[sc34wg3] TM Data Model issue: prop-subj-address-values

Kal Ahmed sc34wg3@isotopicmaps.org
31 Oct 2003 14:43:03 +0000


On Fri, 2003-10-31 at 08:40, Geir Ove Grønmo wrote:
> * Kal Ahmed
> | On Thu, 2003-10-30 at 21:54, Geir Ove Grønmo wrote:
> | > I _might_ consider http://example.org/, http://example.org/.,
> | > http://example.org/foobar/../, http://example.org/nodes.py?id=root,
> | > http://example.org/index.htm, http://example.org/index.jsp and
> | > http://example.org/index.html all to reference the same resource even
> | > though they are different locators. Not sure, but this issue may boil
> | > down to whether or not the same _resource_ can be referenced by more
> | > than _one_ URI. This depends on our definition of what a _resource_
> | > is.
> | 
> | I think that is the key point. The definition of resource is not a
> | clear-cut thing (not even the relevant RFCs, standards, and TAG
> | pronouncements seem to match on this).

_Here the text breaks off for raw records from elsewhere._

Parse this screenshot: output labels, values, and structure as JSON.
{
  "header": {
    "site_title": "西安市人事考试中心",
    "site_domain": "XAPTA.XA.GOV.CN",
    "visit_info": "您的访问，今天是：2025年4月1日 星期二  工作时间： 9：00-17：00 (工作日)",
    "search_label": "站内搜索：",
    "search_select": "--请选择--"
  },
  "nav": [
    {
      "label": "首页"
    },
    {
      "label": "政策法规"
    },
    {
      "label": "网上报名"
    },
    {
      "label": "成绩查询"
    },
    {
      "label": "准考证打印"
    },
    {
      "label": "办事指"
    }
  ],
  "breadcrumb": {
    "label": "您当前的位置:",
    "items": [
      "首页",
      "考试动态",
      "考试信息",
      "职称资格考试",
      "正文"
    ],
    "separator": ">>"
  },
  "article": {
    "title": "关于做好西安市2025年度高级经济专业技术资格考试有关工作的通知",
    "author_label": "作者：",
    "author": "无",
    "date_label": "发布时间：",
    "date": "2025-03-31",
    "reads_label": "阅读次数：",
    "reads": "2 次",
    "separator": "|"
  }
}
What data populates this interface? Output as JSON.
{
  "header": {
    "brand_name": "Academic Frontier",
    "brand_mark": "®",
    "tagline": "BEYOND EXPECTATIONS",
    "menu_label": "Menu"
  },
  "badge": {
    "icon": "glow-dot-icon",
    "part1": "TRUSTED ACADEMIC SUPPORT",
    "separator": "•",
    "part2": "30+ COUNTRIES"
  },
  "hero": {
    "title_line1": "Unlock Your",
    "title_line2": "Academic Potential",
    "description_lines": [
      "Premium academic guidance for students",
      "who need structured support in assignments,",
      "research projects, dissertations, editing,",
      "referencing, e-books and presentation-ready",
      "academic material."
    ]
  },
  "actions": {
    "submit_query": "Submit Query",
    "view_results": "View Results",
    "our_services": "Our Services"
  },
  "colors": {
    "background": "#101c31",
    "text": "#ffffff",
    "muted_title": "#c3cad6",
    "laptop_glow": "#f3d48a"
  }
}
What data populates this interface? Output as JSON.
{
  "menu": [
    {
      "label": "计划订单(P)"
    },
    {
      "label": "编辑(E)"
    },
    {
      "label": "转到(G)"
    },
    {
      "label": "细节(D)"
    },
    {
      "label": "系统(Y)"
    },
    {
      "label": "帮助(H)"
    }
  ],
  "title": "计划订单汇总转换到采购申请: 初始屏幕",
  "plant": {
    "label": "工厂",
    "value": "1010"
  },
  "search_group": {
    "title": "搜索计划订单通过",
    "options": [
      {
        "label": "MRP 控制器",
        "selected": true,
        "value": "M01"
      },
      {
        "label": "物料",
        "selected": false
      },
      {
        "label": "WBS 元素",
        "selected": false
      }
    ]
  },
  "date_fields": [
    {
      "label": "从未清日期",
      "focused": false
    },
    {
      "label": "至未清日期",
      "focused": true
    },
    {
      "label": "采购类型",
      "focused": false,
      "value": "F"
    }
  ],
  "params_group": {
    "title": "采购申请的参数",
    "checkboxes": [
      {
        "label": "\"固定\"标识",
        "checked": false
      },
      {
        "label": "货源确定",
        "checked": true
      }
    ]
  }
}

Also there is the issue of what
> | is a URI - are two URIs equivalent if the resolve to the same resource?
> | And then you get into a circular trap...
> 
> I found the following message, which should be of interest in this
> discussion:
> 
> http://rdfweb.org/pipermail/rdfweb-dev/2003-August/011820.html
> 
> RFC 2396 (URIs) does seem to indicate that different URIs can reference
> the same resource. 
> 
> | > | If you were to allow multiple subject locators, you would not only
> | > | allow the arguably correct case of two locators which return the same
> | > | resource, but also a whole raft of incorrect cases where the two
> | > | locators return different resources. [subject locator] is the lesser
> | > | of these two evils.
> | > 
> | > If it is incorrect -- then it is the _authors_ fault. No more no
> | > less. If it is incorrect - that's a human being's fault. Shit in - shit
> | > out etc. That's life.
> | 
> | No, consider mirrored sites - site A is mirrored by site B, such that
> | each URL x on A is mirrored to URL x' on B. Most of the time a URL x'
> | resolves to exactly the same sequence of content bytes as URL x. But
> | when the resource at x is updated, there is a lag before x' is
> | synchronised again. So a topic with x and x' as subject indicators
> | sometimes represents one resource and sometimes represents two
> | resources.
> 
> Is inter-site mirroring any different from intra-site mirroring? ;)
> 
> | > Why would we not want to trust topic maps authors?
> | 
> | Its not a question of trust, its a question of the model that we have for 
> | URIs, resources and subjects and the particular set of heuristics that we
> | choose. I feel that the original heuristics encoded in XTM 1.0 are right - 
> | one locator, one resource, one subject.
> 
> I see this as a matter of whether we should let authors express the fact
> that a subject, that is an information resource, can have more than a
> single locator (e.g. URI) referencing it or if we should force the topic
> map processor to choke if it so happened that two different authors were
> using synonymous locators. I have difficulties seeing the usefulness of
> that.
> 

But there is nothing to stop the author creating a topic that represents
the resource and adding occurrences indicating where it is mirrored or
alternate access points to it. Equally, there is nothing to stop a topic
map application that want to, from processing occurrences of a
particular type as providing subject identity and doing merging on that
basis.

Having a topic map model that says one locator, one resource, one
subject is useful as it provides a concrete model that people can work
with rather than "Oh you have a topic with multiple subject addresses,
well they could all be the same resource or it could be a mistake, I
don't know, you had better get the resources and check for yourself".